按下车窗,晚风吹进来拂在脸上,酒也醒了几分。车在她的楼下停住,熄了火。赶了张贤离开,自己一个人坐在车里,眼睛望向9楼那个仍有光亮的窗户,双眉紧蹙。掏出电话输入那个熟悉的号码,迟疑了下,还是拨了出去。
范梓若翻着材料,起身想去再泡杯咖啡来,抬头见便见电话屏幕闪动。这个末尾四位8888的电话号码如此的显眼,让她想记不住都难。
想了想,还是接了。“下来。”电话那头熟悉的都快揉进骨头里的声音不带有任何容人拒绝的语气,说毕,就挂断了。
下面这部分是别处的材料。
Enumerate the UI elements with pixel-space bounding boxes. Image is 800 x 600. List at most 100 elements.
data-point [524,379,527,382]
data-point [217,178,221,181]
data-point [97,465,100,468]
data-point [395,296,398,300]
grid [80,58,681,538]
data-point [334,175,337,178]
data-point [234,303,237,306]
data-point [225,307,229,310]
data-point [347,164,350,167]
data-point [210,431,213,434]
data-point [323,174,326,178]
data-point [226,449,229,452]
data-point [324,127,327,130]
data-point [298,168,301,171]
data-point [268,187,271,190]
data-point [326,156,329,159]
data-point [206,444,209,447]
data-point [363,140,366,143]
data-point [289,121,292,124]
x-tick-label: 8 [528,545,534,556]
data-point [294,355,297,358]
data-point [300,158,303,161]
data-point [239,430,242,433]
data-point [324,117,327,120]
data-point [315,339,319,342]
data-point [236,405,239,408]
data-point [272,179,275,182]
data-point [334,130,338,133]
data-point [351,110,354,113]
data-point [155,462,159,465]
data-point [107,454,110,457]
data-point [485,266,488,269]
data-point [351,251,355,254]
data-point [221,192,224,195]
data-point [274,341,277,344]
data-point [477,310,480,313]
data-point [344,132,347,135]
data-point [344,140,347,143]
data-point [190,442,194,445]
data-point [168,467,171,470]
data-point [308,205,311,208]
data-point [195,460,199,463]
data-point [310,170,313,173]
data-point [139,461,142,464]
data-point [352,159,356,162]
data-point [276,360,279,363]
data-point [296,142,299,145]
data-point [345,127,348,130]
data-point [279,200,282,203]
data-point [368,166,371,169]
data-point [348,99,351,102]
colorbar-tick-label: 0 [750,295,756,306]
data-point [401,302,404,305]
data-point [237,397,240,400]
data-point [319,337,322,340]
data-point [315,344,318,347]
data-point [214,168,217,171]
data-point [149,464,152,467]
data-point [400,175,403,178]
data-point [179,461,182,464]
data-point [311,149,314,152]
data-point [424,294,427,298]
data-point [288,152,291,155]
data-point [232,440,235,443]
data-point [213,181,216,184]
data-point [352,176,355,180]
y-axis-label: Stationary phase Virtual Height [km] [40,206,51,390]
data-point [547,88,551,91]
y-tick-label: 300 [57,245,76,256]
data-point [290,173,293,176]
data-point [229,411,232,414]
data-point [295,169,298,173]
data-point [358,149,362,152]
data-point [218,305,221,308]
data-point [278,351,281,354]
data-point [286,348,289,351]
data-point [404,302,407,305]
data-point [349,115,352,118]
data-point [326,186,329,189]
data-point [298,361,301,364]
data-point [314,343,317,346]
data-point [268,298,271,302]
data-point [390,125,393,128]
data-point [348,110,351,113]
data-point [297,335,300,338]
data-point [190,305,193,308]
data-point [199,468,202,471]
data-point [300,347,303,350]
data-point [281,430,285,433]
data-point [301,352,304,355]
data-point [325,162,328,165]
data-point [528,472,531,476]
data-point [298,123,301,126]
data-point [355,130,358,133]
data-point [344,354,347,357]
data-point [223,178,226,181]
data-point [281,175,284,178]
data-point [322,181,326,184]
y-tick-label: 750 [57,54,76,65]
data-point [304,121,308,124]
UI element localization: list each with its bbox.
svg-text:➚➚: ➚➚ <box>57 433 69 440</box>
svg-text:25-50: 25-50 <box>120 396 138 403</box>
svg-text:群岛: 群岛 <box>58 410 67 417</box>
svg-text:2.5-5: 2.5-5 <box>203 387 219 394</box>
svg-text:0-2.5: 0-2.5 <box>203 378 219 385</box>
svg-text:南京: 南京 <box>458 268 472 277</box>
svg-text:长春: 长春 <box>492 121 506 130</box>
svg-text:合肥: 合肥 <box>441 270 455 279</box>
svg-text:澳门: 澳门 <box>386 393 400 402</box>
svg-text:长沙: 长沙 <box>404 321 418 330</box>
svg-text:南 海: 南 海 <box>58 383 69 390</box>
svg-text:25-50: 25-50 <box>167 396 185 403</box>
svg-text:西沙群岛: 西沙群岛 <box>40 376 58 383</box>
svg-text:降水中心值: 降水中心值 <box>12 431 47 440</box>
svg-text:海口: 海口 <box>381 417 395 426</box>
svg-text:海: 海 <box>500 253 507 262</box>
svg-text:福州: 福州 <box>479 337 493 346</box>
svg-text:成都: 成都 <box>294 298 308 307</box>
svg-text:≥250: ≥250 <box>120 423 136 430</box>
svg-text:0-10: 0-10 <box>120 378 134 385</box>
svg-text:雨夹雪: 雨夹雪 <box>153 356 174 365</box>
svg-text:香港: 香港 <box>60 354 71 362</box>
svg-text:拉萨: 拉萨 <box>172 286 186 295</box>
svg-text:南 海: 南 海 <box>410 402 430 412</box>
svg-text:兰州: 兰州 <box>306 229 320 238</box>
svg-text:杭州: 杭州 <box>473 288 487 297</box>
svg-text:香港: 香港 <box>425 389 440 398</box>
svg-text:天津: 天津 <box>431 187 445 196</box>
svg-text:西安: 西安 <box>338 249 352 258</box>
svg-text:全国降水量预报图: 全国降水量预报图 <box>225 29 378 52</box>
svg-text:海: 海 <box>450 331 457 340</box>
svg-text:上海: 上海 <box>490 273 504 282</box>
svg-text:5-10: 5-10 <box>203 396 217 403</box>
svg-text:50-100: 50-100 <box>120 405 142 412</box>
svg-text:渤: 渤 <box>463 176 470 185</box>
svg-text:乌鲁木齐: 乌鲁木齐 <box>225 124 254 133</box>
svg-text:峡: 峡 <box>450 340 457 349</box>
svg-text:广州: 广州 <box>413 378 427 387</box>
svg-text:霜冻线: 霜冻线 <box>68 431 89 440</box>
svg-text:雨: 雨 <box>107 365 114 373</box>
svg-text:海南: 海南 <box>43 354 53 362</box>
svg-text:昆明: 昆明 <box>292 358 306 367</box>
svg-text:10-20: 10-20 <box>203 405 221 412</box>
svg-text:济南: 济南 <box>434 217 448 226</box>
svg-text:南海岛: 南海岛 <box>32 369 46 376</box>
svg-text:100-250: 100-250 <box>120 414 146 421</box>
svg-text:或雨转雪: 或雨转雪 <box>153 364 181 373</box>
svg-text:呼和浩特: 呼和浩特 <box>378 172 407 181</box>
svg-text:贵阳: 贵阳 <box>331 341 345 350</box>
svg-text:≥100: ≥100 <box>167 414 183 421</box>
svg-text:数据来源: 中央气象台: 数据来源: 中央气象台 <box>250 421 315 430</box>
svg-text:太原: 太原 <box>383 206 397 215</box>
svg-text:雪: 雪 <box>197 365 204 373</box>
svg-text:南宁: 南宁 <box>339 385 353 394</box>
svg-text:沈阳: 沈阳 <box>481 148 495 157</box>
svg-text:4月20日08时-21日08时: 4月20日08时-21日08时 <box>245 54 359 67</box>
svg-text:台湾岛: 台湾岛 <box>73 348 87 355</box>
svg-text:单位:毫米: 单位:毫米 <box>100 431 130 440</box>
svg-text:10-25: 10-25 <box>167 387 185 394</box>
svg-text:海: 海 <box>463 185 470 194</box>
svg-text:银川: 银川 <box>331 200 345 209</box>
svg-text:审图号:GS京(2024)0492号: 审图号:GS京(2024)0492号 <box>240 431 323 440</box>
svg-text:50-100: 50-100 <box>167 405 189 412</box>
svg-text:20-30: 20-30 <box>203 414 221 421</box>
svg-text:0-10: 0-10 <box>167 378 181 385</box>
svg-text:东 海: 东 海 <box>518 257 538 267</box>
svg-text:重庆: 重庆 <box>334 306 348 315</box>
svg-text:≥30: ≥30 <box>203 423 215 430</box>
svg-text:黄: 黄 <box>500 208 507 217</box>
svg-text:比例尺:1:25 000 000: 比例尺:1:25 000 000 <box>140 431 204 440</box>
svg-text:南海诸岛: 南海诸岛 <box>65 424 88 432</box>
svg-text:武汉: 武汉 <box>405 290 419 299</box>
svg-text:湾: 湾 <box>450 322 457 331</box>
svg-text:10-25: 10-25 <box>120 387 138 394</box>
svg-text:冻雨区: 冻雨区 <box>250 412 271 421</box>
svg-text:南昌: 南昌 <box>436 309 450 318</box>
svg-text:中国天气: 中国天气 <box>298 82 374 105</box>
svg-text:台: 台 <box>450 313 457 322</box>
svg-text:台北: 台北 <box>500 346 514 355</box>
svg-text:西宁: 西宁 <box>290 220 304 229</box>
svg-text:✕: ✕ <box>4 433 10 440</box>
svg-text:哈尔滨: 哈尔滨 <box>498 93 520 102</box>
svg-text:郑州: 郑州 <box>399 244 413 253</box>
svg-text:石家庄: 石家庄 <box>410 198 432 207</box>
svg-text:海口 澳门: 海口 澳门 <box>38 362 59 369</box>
范梓若摇了摇头,还是不要去了,而后一想,还是拿了钥匙出了门。
到了楼下,一眼就看见了那招眼的宾利,还有那人。
两个人隔着近十米的距离,她不上前,他也不动,就那么互相望着,打赌似的要将对方看穿般专注。他是喝了酒的,她了然。他喝酒多后必会将衬衣的扣子解的很开,因为他觉得这样他才不会呼吸困难,过了这么多年,习惯依旧没变。
“鲍鲍,过来。”他还是开了口,倚在车前,等着她靠近。
那话就像招魂儿的咒语一样,引着她向前走,完全不受控制。到了他面前一米处,范梓若突然反应过来,想要退回。可却被一只有力的大手一把捞了过去,箍在怀里,狠狠地吻了下去。
夹杂着酒精的气息和烟草的味道,这个吻不带有一丝温度,吻得像是要将她吸进去般。满是恨意的舌勾齿磨,发泄着隐忍许久的怒气。大手猛地箍紧纤细的柳腰,惹得怀里的范梓若顿感呼吸不畅,猛的推开那炽热的胸膛,大口大口地喘着气。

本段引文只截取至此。